Let us describe what is known as the circle of Apollonius. Given one side of a triangle and the ratio of the lengths of the other two sides, the locus of the third vertex is the Apollonius circle. Sounds familiar? Well, this is exactly what you need to construct to find the sought third vertex mentioned in your problem statement. Probably, you may not need the construction illustrated in $\mathrm{Fig.\space 1}$, if you decide to determine the third vertex analytically. However, we recommend you to study it, because it sheds light on the problem you are trying to solve.
Draw the line segment $AB$ to make an angle $\theta$ with the horizontal as requested in the problem. We assume for the time being $s_A > s_B$. Find the point $E$ on $AB$, such that $AE\space \mathbf{:}\space EB = s_A\space \mathbf{:}\space s_B$. Draw a line segment $BD$, so that $BD > BA$. After joining $AD$, construct a parallel line to it through $E$ to intersect $BD$ at $E$. Draw a circle $\Gamma_1$ with radius $BF$ and center at $B$. Draw the circle $\Gamma_2$ with radius $FD$ and center at $A$. These two circles intersect each other at two points, but we need only one of them, say $G$. Join $EG$ and construct its perpendicular bisector to meet the extended $AB$ beyond $B$ at $O$. This, in fact, is the center of the mentioned Apollonius circle. Complete the construction by drawing a circle having the radius $OE$.
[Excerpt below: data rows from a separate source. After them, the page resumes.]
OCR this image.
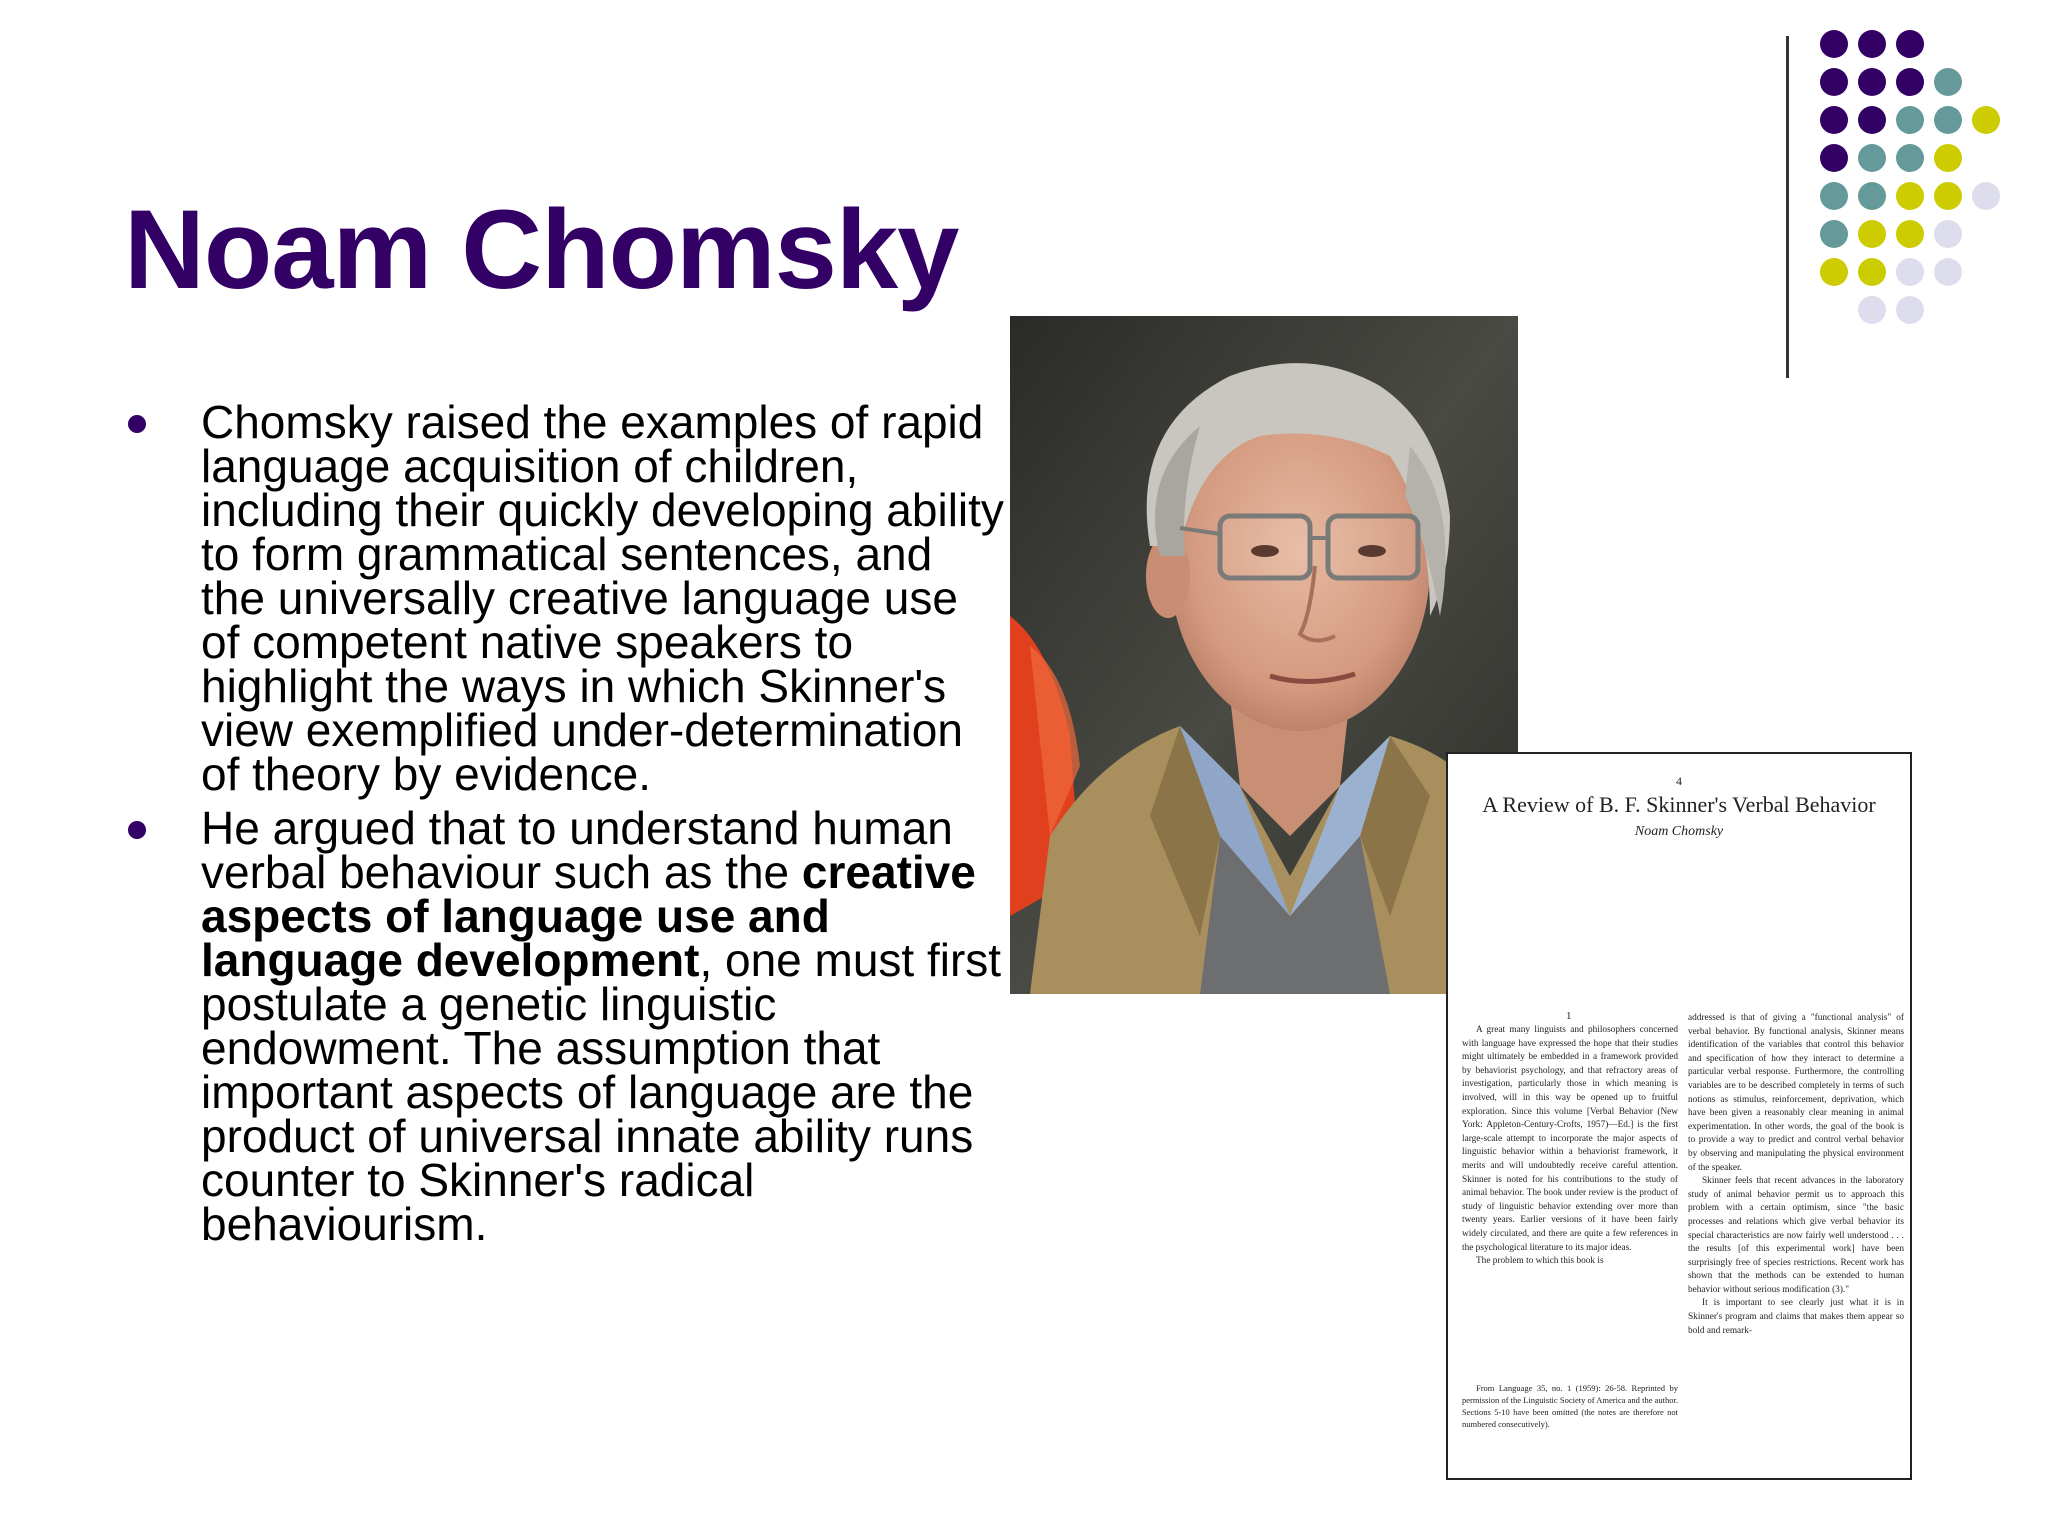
Noam Chomsky
Chomsky raised the examples of rapid language acquisition of children, including their quickly developing ability to form grammatical sentences, and the universally creative language use of competent native speakers to highlight the ways in which Skinner's view exemplified under-determination of theory by evidence.
He argued that to understand human verbal behaviour such as the creative aspects of language use and language development, one must first postulate a genetic linguistic endowment. The assumption that important aspects of language are the product of universal innate ability runs counter to Skinner's radical behaviourism.
4
A Review of B. F. Skinner's Verbal Behavior
Noam Chomsky
1

A great many linguists and philosophers concerned with language have expressed the hope that their studies might ultimately be embedded in a framework provided by behaviorist psychology, and that refractory areas of investigation, particularly those in which meaning is involved, will in this way be opened up to fruitful exploration. Since this volume [Verbal Behavior (New York: Appleton-Century-Crofts, 1957)—Ed.] is the first large-scale attempt to incorporate the major aspects of linguistic behavior within a behaviorist framework, it merits and will undoubtedly receive careful attention. Skinner is noted for his contributions to the study of animal behavior. The book under review is the product of study of linguistic behavior extending over more than twenty years. Earlier versions of it have been fairly widely circulated, and there are quite a few references in the psychological literature to its major ideas.

The problem to which this book is

addressed is that of giving a "functional analysis" of verbal behavior. By functional analysis, Skinner means identification of the variables that control this behavior and specification of how they interact to determine a particular verbal response. Furthermore, the controlling variables are to be described completely in terms of such notions as stimulus, reinforcement, deprivation, which have been given a reasonably clear meaning in animal experimentation. In other words, the goal of the book is to provide a way to predict and control verbal behavior by observing and manipulating the physical environment of the speaker.

Skinner feels that recent advances in the laboratory study of animal behavior permit us to approach this problem with a certain optimism, since "the basic processes and relations which give verbal behavior its special characteristics are now fairly well understood . . . the results [of this experimental work] have been surprisingly free of species restrictions. Recent work has shown that the methods can be extended to human behavior without serious modification (3)."

It is important to see clearly just what it is in Skinner's program and claims that makes them appear so bold and remark-

From Language 35, no. 1 (1959): 26-58. Reprinted by permission of the Linguistic Society of America and the author. Sections 5-10 have been omitted (the notes are therefore not numbered consecutively).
Finally, draw a line through $B$ to make the given angle $\phi$ with the horizontal to meet the Apollonius circle at $C=\left(x_C,\space y_C\right)$, which is the sought third vertex of the triangle.
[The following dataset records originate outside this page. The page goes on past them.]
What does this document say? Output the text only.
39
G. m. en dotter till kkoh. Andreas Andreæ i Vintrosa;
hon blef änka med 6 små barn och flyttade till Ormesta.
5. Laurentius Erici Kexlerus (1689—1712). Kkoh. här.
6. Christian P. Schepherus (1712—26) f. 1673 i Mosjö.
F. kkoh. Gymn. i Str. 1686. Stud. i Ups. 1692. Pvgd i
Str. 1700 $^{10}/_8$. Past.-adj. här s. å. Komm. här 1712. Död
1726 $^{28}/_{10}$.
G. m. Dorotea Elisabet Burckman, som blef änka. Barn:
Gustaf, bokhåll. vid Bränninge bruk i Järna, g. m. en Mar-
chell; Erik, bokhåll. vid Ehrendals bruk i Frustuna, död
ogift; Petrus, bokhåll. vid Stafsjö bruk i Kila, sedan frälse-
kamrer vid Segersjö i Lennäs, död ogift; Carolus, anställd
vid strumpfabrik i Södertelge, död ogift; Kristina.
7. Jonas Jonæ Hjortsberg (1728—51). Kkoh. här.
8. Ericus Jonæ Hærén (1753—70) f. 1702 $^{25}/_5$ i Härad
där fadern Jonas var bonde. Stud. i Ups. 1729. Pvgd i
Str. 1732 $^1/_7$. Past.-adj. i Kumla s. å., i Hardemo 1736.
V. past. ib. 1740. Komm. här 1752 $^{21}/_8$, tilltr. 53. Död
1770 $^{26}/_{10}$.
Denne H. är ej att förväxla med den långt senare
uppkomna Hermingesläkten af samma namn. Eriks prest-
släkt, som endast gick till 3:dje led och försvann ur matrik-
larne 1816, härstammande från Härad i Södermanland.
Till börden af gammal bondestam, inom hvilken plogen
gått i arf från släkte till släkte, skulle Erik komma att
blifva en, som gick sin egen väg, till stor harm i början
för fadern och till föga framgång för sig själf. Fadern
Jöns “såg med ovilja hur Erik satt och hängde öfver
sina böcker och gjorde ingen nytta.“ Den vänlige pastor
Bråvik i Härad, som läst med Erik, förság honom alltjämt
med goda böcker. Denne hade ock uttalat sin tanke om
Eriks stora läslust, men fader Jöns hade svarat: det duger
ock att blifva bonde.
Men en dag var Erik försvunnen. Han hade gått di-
Please note that, if $s_A < s_B$, the center of the Apollonius circle is located on the extended $BA$ beyond $A$.
Here is the recipe for analytical determination of the third vertex. As shown in $\mathrm{Fig.\space 2}$, we let $\measuredangle CAB = \omega$ and $\measuredangle BCA = \beta$, where $\beta = 180^o + \phi - \theta - \omega$. You have already derived the following couple of equations and, therefore, they need no explanations.
$$AB =\sqrt{\left(x_A – x_B\right)^2 + \left(y_A – y_B\right)^2} \tag{1}$$ $$\theta = \tan^{-1} \left(\frac{y_A – y_B}{x_A – x_B}\right) \tag{2}$$
We apply the law of sines to the triangle $ABC$. $$\frac{CA}{\sin\left(\theta - \phi\right)} = \frac{AB}{\sin\left(\beta\right)} = \frac{BC}{\sin\left(\omega\right)} \tag{3}$$
$$\therefore\quad \frac{BC}{CA} = \frac{s_B\Delta t}{s_A\Delta t} = \frac{\sin \left(\omega\right)}{\sin\left(\theta - \phi\right)} \quad\rightarrow\quad \omega = \sin^{-1}\left(\frac{s_B}{s_A}\sin\left(\theta - \phi\right)\right). \tag{4}$$
Similarly, from (3) we have, $$BC=AB\frac{\sin \left(\omega\right)}{\sin \left(\theta + \omega - \phi\right)}. \tag{5}$$
Since $AB$ and $\omega$ are known to us from(1) and (4) respectively, we can determine $BC$ from (5). Once we know $BC$, we can find the $x$- and $y$-coordinates of $C$ from $$x_C = x_B – BC\cos\left(\phi\right)\quad\space\mathrm{and}\space\quad y_C = y_B – BC\sin\left(\phi\right).$$